Quand elle entre dans la vie de Carlos, une foule de petits détails commencent à changer chez le patron de Renault-Nissan : les cravates se font discrètes, les costumes plus cintrés, le cheveu est plus discipliné et en même temps plus rock’n’roll avec un discret allongement des pattes. Cela ne fait de doute pour personne, Carole a ajouté sa touche au look de son amoureux. Elle-même ne manque pas d’allure. Elle a le style de la New-Yorkaise élégante, le chic sans sophistication.

Le couple se marie en 2016 à Paris, dans l’intimité. Peu après, il y aura cette fête flamboyante pour l’anniversaire de Carole au Grand Trianon du château de Versailles, dont le financement fait aujourd’hui l’objet d’une enquête. « Ce n’est ni l’executive woman insupportable ni la bimbo. Et ce n’est pas l’intrigante qui a tiré le gros lot », assure Anne Méaux, la patronne d’Image 7, devenue sa communicante.
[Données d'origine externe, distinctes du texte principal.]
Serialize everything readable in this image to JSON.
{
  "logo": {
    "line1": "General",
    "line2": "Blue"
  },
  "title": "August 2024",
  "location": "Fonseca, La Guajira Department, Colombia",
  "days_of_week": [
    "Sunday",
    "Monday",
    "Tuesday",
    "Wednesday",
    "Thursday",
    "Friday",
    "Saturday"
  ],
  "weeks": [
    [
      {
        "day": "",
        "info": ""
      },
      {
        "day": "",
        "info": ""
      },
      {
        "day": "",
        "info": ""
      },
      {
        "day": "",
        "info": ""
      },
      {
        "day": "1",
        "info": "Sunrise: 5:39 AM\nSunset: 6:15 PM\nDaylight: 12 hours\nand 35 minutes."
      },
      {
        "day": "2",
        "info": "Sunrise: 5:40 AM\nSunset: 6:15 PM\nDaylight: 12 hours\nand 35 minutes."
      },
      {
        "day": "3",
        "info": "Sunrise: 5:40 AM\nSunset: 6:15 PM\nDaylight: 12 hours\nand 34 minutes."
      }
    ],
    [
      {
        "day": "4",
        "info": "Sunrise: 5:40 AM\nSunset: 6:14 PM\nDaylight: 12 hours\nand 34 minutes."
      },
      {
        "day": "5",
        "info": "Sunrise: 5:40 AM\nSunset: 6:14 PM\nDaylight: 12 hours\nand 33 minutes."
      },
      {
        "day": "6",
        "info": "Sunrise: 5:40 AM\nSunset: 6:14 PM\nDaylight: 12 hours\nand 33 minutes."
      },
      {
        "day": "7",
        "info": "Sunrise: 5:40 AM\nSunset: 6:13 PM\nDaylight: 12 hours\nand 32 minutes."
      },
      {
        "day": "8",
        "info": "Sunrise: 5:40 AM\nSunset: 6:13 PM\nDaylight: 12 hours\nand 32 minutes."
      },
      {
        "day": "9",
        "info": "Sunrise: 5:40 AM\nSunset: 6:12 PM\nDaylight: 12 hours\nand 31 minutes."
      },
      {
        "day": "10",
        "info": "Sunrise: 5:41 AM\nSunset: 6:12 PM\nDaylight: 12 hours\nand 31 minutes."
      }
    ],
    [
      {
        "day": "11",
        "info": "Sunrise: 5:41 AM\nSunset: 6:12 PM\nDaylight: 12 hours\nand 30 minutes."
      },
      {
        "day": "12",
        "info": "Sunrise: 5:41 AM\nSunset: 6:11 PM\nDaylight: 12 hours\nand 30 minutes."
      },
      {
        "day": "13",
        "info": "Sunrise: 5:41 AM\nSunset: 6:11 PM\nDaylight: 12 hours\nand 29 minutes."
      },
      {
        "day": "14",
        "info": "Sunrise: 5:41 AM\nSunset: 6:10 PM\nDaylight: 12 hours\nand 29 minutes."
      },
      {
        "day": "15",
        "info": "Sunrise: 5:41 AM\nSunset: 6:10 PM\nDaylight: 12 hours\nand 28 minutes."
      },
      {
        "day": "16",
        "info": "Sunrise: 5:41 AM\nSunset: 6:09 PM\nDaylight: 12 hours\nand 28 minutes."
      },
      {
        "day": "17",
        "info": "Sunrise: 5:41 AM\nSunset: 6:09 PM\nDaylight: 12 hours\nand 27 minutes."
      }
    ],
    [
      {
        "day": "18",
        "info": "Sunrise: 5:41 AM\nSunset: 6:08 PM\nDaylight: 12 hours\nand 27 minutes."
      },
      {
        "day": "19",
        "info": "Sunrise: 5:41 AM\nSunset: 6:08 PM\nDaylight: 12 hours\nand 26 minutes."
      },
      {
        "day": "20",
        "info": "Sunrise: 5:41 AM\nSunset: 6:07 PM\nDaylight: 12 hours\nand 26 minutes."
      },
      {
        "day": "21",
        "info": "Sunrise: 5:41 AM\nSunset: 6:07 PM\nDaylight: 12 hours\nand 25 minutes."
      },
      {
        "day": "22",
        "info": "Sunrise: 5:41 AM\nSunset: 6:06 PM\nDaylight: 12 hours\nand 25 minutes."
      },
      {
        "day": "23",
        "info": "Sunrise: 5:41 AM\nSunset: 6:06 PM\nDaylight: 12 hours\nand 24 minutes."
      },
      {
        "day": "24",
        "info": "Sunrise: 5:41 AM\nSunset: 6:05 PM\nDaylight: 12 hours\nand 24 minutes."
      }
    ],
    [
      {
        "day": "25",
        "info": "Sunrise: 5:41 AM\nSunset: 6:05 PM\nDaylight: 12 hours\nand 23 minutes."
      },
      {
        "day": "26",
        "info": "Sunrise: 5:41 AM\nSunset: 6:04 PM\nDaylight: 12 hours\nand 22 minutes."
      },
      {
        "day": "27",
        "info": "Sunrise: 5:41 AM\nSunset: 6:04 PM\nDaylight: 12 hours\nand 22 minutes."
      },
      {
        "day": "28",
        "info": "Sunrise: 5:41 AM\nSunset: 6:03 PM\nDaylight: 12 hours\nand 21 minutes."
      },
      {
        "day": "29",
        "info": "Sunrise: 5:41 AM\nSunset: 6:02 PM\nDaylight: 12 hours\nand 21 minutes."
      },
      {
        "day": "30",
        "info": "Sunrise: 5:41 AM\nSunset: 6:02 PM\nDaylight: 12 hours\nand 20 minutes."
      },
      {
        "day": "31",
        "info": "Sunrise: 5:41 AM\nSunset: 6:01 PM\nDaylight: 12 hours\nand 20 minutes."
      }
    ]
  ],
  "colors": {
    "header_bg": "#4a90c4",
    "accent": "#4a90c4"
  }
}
« MALGRÉ UNE DÉTRESSE PALPABLE, ON NE L’A JAMAIS ENTENDUE MURMURER LE MOINDRE REPROCHE OU EXPRIMER LE MOINDRE DOUTE ENVERS SON MARI », UN TÉMOIN

La seconde épouse du grand patron restait plutôt à distance des activités professionnelles de son mari. La garde rapprochée du big boss ne la voit jamais aux assemblées générales des groupes ou dans les grands salons de l’industrie automobile. En revanche, elle fait quelques apparitions lors d’événements festifs : au carnaval de Rio ou encore au Festival de Cannes. Elle sera beaucoup plus présente auprès de l’équipe de communication de crise de Renault lors des semaines qui suivront l’arrestation de son époux au Japon, le 19 novembre 2018. « Elle est passée par tous les états lors de ces journées de tension, de l’abattement le plus total à la plus grande combativité, raconte un témoin. Néanmoins, malgré une détresse palpable, on ne l’a jamais entendue murmurer le moindre reproche ou exprimer le moindre doute envers son mari. »

Changement de stratégie

Elle va plonger à corps perdu dans l’affaire, par l’entremise d’un businessman franco-sénégalais d’origine libanaise Abbas Jaber, ami commun d’Anne Méaux et de Carole Ghosn, qui les présente l’une à l’autre lors d’un dîner parisien fin novembre 2018. À l’époque, Carlos Ghosn est en prison et les avocats américains qu’il a embauchés ont donné consigne à son entourage de ne pas s’exprimer publiquement. Les révélations sur les possibles malversations de l’ancien patron se succèdent dans la presse. Carole en est convaincue, Nissan est à la manœuvre derrière ces fuites. À l’issue du dîner chez Abbas Jaber, elle décide de changer de stratégie et de confier la communication à Image 7, la société d’Anne Méaux. Elle part au combat.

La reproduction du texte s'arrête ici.